Beltran admitted to taking Suboxone in decreasing doses without a doctor’s supervision. A medical assistant at the clinic suggested she take Suboxone under a doctor’s care, though Beltran said she declined.
Her drug test at a clinic showed up negative for all substances besides Suboxone, used for opiate dependency.
A social worker visited her two weeks later to suggest she take Suboxone under proper medical supervision, but Beltran again declined.
Days later, she was arrested, admitted to a hospital and examined by a physician.
Her pregnancy was determined to be healthy, her lawyers said, but she was still taken to jail and ordered by a judge to spend 90 days in a drug treatment facility.
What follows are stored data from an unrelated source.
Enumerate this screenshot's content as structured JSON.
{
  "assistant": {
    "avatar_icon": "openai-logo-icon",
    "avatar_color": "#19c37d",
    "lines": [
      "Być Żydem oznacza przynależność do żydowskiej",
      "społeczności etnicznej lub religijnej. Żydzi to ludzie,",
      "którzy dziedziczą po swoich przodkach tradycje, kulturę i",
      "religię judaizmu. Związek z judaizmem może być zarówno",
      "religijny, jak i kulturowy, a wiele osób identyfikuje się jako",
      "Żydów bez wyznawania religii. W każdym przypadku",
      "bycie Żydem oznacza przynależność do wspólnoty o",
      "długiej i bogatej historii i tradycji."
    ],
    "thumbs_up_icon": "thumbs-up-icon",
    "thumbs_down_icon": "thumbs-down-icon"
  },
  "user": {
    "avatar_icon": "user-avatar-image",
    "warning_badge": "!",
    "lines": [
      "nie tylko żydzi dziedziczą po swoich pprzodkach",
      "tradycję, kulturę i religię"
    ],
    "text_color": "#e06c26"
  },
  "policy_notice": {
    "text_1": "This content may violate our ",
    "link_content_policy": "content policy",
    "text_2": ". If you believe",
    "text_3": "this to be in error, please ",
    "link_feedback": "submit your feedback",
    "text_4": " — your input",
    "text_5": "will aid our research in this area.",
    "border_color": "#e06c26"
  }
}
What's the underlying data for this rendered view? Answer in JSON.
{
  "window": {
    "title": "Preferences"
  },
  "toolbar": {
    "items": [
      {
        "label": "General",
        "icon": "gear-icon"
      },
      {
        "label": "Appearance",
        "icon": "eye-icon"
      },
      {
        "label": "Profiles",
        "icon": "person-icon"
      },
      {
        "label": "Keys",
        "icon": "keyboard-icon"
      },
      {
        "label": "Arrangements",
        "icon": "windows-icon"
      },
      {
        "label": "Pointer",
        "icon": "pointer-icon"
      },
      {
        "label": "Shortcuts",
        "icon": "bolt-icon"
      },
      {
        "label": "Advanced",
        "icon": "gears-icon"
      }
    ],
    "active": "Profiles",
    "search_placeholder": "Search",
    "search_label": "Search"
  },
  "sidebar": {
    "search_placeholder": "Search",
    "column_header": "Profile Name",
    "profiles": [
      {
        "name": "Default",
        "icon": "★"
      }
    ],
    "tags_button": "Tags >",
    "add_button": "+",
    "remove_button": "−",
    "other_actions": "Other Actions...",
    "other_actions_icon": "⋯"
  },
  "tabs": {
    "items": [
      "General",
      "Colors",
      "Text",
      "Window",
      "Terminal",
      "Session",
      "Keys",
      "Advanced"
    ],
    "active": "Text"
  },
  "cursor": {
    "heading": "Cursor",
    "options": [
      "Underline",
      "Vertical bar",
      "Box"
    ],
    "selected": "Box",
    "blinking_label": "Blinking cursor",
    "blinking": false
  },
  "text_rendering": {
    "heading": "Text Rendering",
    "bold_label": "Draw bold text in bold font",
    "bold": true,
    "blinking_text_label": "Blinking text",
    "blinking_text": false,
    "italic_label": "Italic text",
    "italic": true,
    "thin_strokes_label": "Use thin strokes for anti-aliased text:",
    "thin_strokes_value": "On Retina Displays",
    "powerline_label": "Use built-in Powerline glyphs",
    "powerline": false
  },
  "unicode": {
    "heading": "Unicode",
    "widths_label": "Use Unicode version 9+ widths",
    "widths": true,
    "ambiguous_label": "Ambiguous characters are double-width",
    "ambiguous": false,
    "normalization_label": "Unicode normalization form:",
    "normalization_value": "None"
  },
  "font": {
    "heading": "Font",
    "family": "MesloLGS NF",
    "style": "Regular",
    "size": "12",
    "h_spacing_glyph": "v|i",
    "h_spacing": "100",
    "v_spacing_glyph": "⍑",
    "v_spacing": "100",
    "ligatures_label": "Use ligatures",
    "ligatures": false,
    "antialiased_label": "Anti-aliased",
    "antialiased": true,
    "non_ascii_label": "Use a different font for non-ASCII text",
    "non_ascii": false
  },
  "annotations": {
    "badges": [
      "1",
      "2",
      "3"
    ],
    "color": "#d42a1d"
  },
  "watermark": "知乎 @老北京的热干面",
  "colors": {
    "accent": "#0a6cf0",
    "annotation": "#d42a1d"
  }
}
Beltran’s attorneys say she is being penalized for offering honest information to medical professionals, not knowing it could be used against her in court.
Upon her initial hearing, the presiding judge told Beltran she would not have an attorney present, but her fetus would. That’s because under a 1998 Wisconsin law, courts can detain pregnant women using illegal drugs or alcohol to a “severe degree” and refusing to get treatment.
Her attorneys maintain she was not using any substances when arrested, and filed the first federal challenge to the Wisconsin law in US District Court in Milwaukee.
Beltran’s lawsuit argues that vague wording and a lack of medical terminology in the law leaves too much territory open for interpretation. They also argue her due process, privacy and physical liberty were violated upon her arrest.
“[T]he woman loses pretty much every constitutional right we associate with personhood” under a law like this, said Lynn Paltrow, one of Beltran’s attorneys and the executive director of the National Advocates for Pregnant Women.
Beltran says she has lost her food service job since the treatment facility is two hours from her home. She was released last month, but since her case is still open, she is still at risk to be taken back into custody or returned to a treatment center.
If convicted, she could be ordered to attend counseling or mandatory drug treatment, acquire supervision from a social service agency or have to forgo her parental rights upon birth of her child, which is due in January.
Three of the 17 states that consider substance abuse by pregnant women to be child abuse require an expectant woman to be involuntarily placed into a mental health or substance abuse treatment center.